A string of similar reports by the FRO since Leijtens took charge shows Frontex officers are still regularly failing to report pushbacks and other abuses to HQ in Warsaw or, in the case of operations in Bulgaria, are being intimidated by their Bulgarian counterparts into keeping quiet.
It is not enough merely to be present, said Toscano.
“Has Frontex’s presence over the past two years truly reduced violations of fundamental rights? Unfortunately, reports of violence, pushbacks, and mistreatment, including towards children, as repeatedly documented by Save the Children, persist at the borders where Frontex operates,” Toscano said. “I’m certainly not blaming Leijtens directly for this. He has made some efforts to improve oversight, but it is difficult to say that the agency’s presence has made a difference.”
Asked if he expects his officers to intervene when confronted with human rights abuses, Leijtens told Solomon: “I would expect that if someone sees something happening that is not according to standard that they act.”
In the heat of the moment, however, doing so “is not easy”, he said. “I also try to envision how I would do it. To be very frank with you, I cannot say right now I would intervene.”
“I don’t want to be very ivory-tower smart about this,” Leijtens said. “It is difficult. I expect them to step up… At least what I want them to do is report, to let us know what happened. That’s the least.”
Doomed to fail?
Shortly after taking up his post, Leijtens vowed “there is nothing secret about Frontex”, reflecting a widely-held view that the agency’s record on transparency had to improve post-Leggeri.
Frontex, however, has refused a Freedom of Information request submitted by Solomon for details of a formal opinion issued by Grimheden in January 2024 concerning “underreporting and protecting reporting persons”. It also withheld a June 2024 opinion by Grimheden on Bulgaria.
When BIRN complained, the then European Ombudsperson, Emily O’Reilly, faulted Frontex for “maladministration” in refusing access to the documents.

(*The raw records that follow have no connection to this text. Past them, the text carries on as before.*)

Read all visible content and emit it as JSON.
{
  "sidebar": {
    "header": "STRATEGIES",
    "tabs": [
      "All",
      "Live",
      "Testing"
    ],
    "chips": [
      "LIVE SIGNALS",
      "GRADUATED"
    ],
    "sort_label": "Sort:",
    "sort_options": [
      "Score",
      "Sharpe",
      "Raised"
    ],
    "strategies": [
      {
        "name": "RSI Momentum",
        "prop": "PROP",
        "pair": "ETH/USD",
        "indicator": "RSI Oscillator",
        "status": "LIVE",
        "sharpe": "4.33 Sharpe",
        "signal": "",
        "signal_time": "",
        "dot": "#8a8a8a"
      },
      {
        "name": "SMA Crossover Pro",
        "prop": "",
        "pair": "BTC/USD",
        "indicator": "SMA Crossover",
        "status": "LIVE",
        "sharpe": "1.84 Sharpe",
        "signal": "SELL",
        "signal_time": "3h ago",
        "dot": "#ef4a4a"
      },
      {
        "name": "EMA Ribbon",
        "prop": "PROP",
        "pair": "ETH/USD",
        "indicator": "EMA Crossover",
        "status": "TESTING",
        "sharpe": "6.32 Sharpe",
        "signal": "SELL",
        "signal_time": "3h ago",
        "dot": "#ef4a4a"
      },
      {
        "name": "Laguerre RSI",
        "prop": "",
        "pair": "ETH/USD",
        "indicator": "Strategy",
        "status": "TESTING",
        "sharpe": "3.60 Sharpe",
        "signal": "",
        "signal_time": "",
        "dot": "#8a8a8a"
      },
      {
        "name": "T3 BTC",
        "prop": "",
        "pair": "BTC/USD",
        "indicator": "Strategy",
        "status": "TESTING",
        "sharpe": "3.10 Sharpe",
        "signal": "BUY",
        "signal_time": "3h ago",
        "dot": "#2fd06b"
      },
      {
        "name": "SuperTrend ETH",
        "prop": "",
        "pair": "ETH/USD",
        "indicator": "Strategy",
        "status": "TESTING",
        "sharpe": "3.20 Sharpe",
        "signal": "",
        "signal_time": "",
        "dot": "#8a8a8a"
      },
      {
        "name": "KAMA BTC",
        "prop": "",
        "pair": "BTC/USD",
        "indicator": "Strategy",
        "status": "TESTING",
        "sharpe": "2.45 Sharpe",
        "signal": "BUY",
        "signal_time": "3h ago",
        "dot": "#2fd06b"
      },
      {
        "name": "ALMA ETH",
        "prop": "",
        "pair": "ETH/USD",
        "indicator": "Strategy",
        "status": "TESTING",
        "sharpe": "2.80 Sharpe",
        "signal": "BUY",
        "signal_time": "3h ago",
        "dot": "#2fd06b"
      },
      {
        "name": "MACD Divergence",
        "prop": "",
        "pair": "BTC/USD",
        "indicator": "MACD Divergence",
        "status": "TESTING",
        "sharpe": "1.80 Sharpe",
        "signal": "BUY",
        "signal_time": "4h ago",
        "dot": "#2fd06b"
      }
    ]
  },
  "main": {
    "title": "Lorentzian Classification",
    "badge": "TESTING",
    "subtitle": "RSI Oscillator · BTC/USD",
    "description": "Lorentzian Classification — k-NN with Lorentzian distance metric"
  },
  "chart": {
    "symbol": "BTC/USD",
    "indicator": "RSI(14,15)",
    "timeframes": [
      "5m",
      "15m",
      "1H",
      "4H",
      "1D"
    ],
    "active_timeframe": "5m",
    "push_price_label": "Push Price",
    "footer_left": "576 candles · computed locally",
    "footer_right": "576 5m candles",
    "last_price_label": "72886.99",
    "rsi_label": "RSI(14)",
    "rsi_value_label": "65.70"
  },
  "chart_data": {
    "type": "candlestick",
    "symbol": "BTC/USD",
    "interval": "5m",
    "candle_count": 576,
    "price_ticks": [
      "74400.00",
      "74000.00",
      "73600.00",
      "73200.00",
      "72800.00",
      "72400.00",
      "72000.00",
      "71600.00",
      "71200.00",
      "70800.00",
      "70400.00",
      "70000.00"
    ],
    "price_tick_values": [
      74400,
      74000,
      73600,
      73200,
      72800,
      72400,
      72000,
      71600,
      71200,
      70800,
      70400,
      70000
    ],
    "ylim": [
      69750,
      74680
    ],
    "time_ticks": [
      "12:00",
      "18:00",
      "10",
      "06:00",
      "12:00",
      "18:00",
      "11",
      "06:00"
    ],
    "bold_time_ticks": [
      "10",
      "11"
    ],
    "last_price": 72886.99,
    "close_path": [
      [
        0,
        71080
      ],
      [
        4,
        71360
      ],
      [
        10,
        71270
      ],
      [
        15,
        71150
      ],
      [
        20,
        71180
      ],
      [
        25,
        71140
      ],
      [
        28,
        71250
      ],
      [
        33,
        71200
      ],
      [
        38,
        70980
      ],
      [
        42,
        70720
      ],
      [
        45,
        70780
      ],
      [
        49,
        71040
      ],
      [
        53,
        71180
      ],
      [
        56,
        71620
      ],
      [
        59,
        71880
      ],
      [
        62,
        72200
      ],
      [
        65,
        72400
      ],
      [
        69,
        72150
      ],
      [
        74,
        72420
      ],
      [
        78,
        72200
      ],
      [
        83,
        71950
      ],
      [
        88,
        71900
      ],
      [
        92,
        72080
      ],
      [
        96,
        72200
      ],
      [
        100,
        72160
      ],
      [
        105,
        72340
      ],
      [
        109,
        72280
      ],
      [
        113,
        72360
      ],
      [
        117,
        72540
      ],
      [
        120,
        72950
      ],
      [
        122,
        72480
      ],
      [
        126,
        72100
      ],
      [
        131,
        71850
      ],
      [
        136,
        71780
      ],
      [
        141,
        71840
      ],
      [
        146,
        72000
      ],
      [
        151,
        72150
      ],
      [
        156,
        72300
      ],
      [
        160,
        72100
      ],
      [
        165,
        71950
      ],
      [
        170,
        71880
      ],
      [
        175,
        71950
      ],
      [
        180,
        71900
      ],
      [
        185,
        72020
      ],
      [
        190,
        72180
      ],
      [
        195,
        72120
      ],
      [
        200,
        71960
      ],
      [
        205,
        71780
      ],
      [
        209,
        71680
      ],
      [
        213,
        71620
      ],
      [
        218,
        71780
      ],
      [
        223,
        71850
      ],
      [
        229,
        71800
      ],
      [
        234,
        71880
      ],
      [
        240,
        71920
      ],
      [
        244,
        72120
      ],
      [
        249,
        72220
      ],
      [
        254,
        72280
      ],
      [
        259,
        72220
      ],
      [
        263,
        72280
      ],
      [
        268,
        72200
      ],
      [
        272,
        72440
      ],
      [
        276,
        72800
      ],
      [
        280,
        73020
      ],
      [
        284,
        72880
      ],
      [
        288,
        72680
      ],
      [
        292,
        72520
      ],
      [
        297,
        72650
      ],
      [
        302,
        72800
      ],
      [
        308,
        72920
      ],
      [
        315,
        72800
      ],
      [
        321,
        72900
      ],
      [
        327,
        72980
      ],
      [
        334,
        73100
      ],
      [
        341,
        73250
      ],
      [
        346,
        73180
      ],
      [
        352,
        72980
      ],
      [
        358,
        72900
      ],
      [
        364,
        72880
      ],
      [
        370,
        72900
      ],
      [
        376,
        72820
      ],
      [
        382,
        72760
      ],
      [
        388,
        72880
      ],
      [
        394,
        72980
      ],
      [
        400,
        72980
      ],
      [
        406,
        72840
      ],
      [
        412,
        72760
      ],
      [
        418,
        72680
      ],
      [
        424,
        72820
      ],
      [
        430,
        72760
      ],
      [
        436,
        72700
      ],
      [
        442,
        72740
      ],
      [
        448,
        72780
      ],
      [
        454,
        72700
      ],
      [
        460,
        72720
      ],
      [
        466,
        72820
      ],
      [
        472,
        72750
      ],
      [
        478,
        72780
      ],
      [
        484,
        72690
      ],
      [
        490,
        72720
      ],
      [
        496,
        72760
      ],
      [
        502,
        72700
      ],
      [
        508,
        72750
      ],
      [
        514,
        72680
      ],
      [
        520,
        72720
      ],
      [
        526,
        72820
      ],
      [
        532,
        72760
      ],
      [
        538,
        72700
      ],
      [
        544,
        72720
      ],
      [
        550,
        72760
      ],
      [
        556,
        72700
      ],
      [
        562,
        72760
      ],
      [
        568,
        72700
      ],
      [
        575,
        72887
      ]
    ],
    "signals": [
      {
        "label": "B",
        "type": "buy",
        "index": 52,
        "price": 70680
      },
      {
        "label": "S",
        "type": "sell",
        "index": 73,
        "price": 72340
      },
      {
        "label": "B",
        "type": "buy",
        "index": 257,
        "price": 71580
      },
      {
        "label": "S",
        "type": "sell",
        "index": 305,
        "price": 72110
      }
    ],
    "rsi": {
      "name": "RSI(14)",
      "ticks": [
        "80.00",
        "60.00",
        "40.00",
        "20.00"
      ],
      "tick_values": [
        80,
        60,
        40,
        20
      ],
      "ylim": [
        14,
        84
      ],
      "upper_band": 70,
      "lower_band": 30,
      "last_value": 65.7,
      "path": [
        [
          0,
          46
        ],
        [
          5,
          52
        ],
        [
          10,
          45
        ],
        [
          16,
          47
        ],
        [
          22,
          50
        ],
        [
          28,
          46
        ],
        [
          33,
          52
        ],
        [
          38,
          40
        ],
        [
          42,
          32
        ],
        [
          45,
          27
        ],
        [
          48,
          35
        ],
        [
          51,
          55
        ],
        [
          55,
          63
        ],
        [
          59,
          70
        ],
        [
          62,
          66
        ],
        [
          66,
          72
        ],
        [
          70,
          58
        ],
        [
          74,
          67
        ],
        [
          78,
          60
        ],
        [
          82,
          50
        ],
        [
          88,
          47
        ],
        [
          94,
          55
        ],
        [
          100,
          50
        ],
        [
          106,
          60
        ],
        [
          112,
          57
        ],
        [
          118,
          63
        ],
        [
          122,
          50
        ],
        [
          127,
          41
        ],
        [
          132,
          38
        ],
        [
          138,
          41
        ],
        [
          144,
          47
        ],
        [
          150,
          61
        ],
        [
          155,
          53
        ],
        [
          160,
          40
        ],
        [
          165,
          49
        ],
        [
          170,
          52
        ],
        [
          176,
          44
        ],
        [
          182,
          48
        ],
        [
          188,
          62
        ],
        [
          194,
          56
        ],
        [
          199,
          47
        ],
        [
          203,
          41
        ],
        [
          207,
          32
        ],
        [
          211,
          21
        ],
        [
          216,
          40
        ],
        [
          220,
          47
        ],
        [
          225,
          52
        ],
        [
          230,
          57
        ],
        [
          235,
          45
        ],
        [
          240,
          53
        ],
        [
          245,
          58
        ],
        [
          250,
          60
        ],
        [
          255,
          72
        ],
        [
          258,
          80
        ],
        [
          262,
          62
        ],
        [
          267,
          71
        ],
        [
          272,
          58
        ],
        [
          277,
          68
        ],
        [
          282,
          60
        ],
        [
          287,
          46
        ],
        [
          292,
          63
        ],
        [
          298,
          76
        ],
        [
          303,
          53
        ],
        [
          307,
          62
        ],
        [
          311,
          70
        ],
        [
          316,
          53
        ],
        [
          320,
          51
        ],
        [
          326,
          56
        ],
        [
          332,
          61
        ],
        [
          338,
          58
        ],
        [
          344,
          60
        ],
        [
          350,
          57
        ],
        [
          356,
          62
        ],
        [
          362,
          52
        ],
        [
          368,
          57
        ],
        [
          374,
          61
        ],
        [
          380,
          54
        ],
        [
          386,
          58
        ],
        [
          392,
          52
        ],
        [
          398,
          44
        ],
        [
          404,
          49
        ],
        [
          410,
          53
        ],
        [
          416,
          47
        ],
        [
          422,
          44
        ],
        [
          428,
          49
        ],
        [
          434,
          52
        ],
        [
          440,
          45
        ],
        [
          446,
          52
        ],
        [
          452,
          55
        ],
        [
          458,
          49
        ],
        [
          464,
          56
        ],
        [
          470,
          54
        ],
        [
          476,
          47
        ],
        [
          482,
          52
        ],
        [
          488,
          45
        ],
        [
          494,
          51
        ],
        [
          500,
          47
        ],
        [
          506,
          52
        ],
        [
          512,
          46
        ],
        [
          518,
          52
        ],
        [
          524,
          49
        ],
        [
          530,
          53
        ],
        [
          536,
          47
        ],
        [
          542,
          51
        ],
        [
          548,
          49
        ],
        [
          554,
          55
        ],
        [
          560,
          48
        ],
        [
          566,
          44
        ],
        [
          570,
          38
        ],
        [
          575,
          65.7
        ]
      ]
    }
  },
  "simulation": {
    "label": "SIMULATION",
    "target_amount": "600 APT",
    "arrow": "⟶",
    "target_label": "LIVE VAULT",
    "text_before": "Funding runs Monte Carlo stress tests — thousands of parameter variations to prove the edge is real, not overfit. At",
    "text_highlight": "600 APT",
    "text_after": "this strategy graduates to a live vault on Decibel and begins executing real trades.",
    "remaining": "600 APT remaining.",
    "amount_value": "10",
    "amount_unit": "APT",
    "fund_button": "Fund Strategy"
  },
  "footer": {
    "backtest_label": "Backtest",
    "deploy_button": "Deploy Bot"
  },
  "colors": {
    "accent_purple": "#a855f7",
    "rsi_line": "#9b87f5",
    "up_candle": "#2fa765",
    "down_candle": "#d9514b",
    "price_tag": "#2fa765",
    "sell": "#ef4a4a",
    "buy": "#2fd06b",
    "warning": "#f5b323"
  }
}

Its justification for non-disclosure, she said, was at “odds with a culture of openness”.
A similar wall of secrecy surrounds a host of documents requested by Solomon via FOI requests concerning Leijtens’s exchanges with Greek authorities, his deliberations with Grimheden, minutes of Frontex’s management board meetings and mission reports by FRO monitors deployed to Bulgaria.

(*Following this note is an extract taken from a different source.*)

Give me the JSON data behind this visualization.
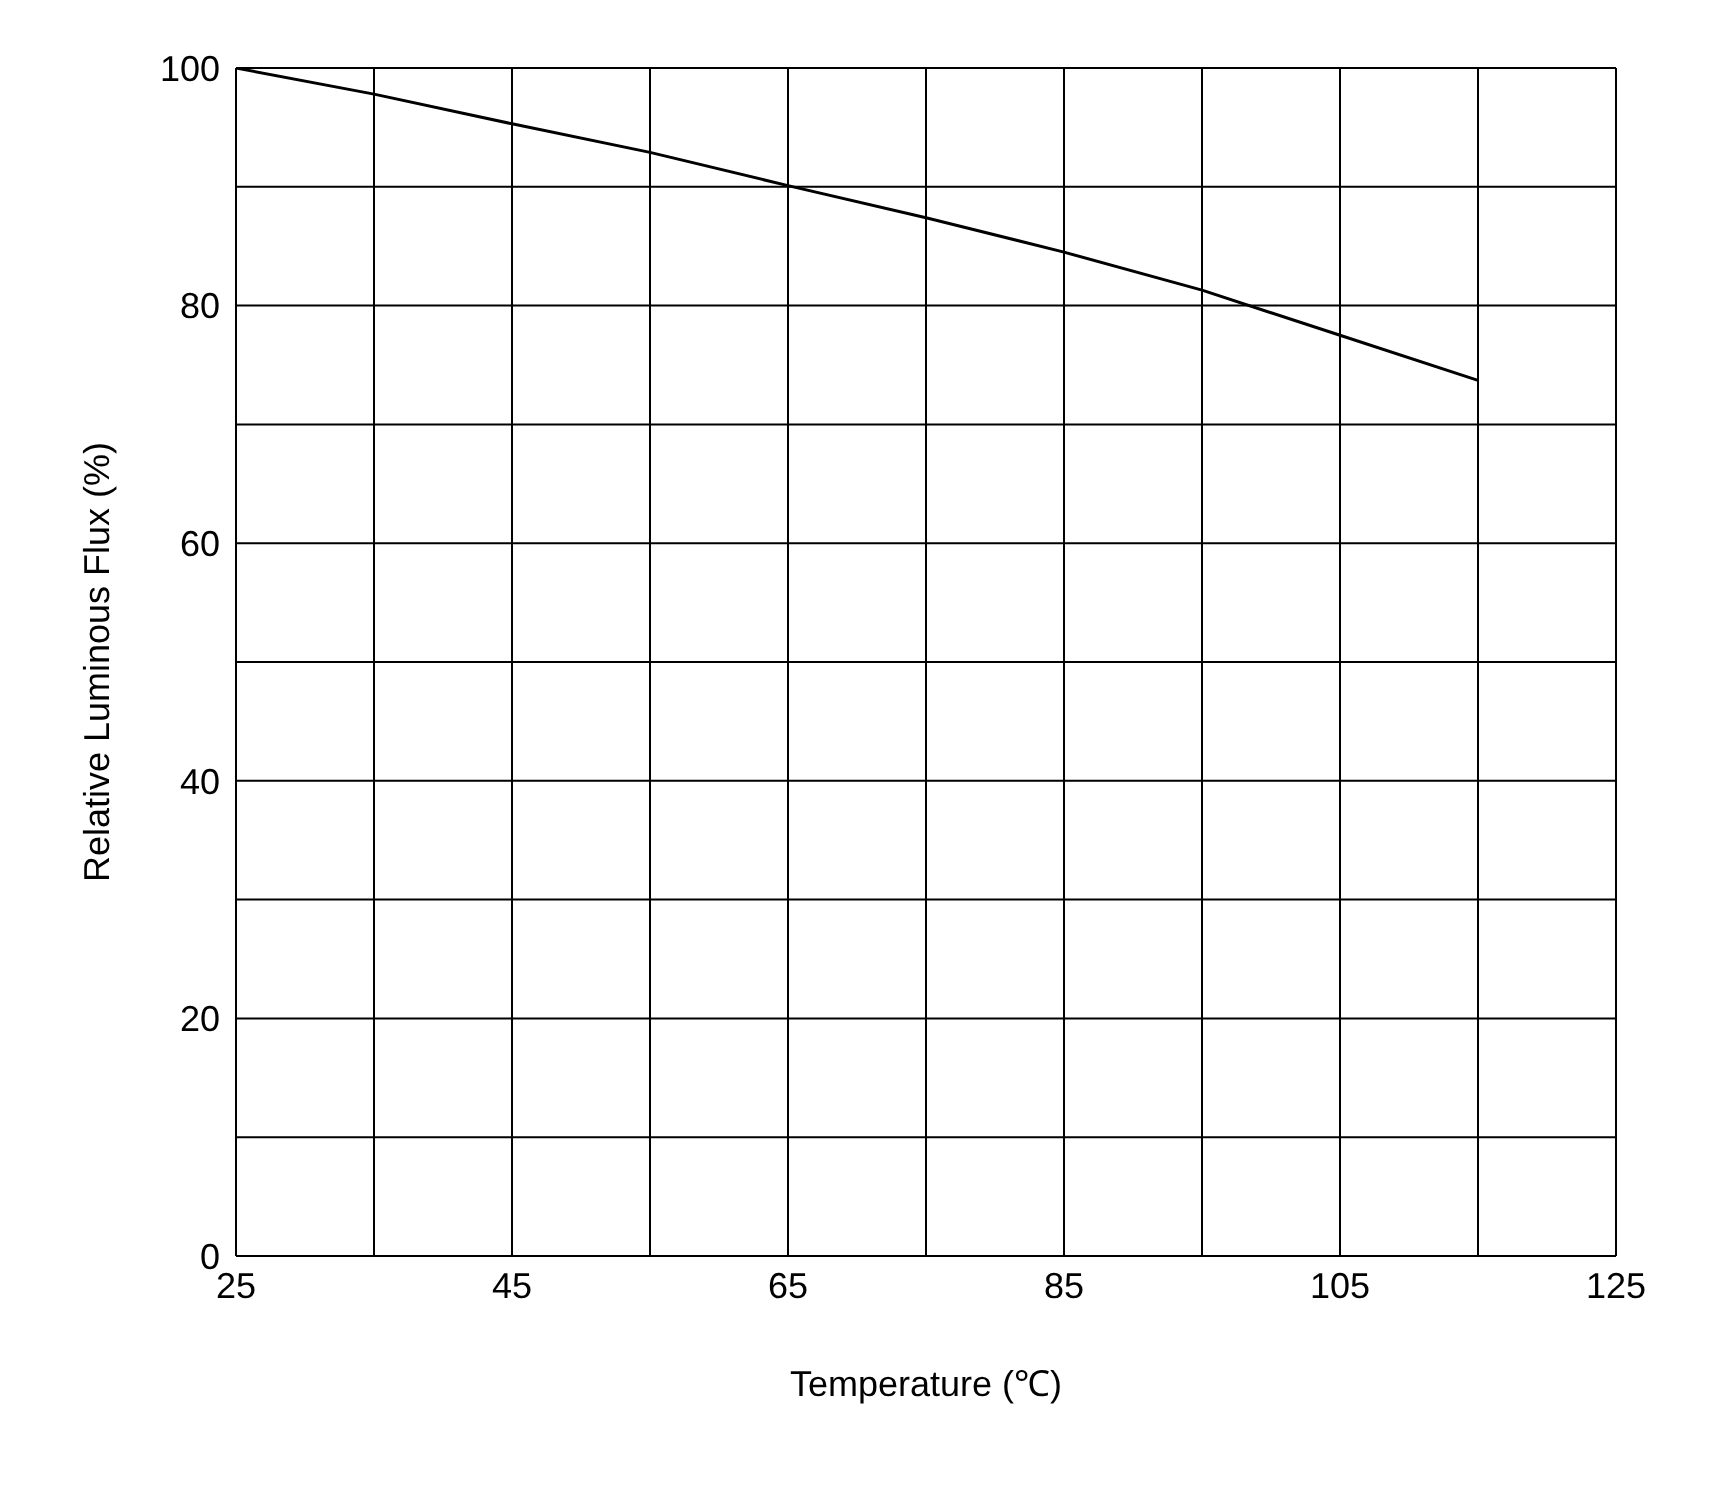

Ultimately, Leijtens’s success depends on the cooperation of member states and the degree to which the Commission, the EU’s executive arm, has his back.
Toscano said it was naive to think that boots on the ground would be enough to deter national police forces from robbing and beating would-be asylum seekers, or pushing them back over borders.

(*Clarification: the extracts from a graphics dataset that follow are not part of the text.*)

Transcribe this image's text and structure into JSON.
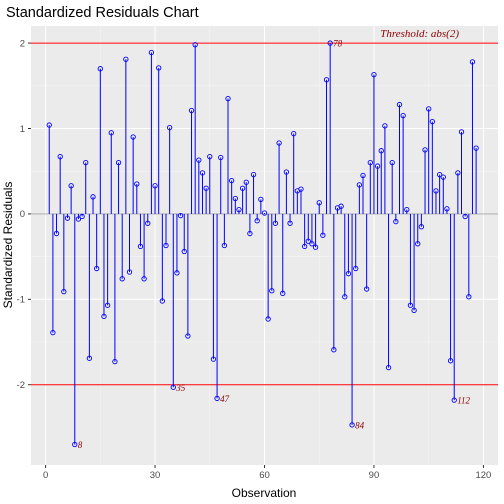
{
  "chart_data": {
    "type": "lollipop",
    "title": "Standardized Residuals Chart",
    "xlabel": "Observation",
    "ylabel": "Standardized Residuals",
    "xlim": [
      -4,
      124
    ],
    "ylim": [
      -2.94,
      2.2
    ],
    "x_ticks": [
      0,
      30,
      60,
      90,
      120
    ],
    "y_ticks": [
      -2,
      -1,
      0,
      1,
      2
    ],
    "threshold": 2,
    "threshold_label": "Threshold: abs(2)",
    "colors": {
      "panel": "#ebebeb",
      "grid_major": "#ffffff",
      "stem": "#0000ff",
      "point": "#0000ff",
      "threshold": "#ff0000",
      "zero_line": "#a0a0a0",
      "label": "#8b0000"
    },
    "residuals": [
      1.04,
      -1.39,
      -0.23,
      0.67,
      -0.91,
      -0.05,
      0.33,
      -2.7,
      -0.06,
      -0.03,
      0.6,
      -1.69,
      0.2,
      -0.64,
      1.7,
      -1.2,
      -1.07,
      0.95,
      -1.73,
      0.6,
      -0.76,
      1.81,
      -0.68,
      0.9,
      0.35,
      -0.38,
      -0.76,
      -0.11,
      1.89,
      0.33,
      1.71,
      -1.02,
      -0.37,
      1.01,
      -2.03,
      -0.69,
      -0.02,
      -0.44,
      -1.43,
      1.21,
      1.98,
      0.63,
      0.48,
      0.3,
      0.67,
      -1.7,
      -2.16,
      0.66,
      -0.37,
      1.35,
      0.39,
      0.18,
      0.05,
      0.3,
      0.37,
      -0.23,
      0.46,
      -0.08,
      0.17,
      0.01,
      -1.23,
      -0.9,
      -0.11,
      0.83,
      -0.93,
      0.49,
      -0.11,
      0.94,
      0.27,
      0.29,
      -0.38,
      -0.32,
      -0.35,
      -0.39,
      0.13,
      -0.25,
      1.57,
      2.0,
      -1.59,
      0.07,
      0.09,
      -0.97,
      -0.7,
      -2.47,
      -0.64,
      0.34,
      0.45,
      -0.88,
      0.6,
      1.63,
      0.56,
      0.74,
      1.03,
      -1.8,
      0.6,
      -0.09,
      1.28,
      1.15,
      0.05,
      -1.07,
      -1.13,
      -0.35,
      -0.15,
      0.75,
      1.23,
      1.08,
      0.27,
      0.46,
      0.43,
      0.06,
      -1.72,
      -2.18,
      0.48,
      0.96,
      -0.03,
      -0.97,
      1.78,
      0.77
    ],
    "labeled_points": [
      {
        "x": 8,
        "label": "8"
      },
      {
        "x": 35,
        "label": "35"
      },
      {
        "x": 47,
        "label": "47"
      },
      {
        "x": 78,
        "label": "78"
      },
      {
        "x": 84,
        "label": "84"
      },
      {
        "x": 112,
        "label": "112"
      }
    ]
  }
}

“You can have eyes and ears, but if you don’t have a mouth, what is the impact?” she asked. “In the sense that the agency has the potential to hold countries accountable for fundamental rights, but so far, that potential remains largely unrealised.”
In the end, some critics say Leijtens is doomed to fail so long as Europe’s leaders maintain a hard line on migration. Pushbacks might be illegal and ugly, but it is no exaggeration to say that some EU member states consider them necessary.
“Leitjens is committed to the law but he inherited a poisoned chalice,” said Sophie in ‘t Veld, a compatriot of the Frontex boss and who spent years scrutinising the agency’s work as a member of the European Parliament until 2024 and is now a member of the pro-European political movement Volt.
“As European leaders are preoccupied with being tough on migration, Leijtens has no leverage to really push member states on fundamental rights,” she said. “And lawlessness and impunity continues at Europe’s external borders.”
This investigation was led by BIRN in collaboration with Solomon and Pointer.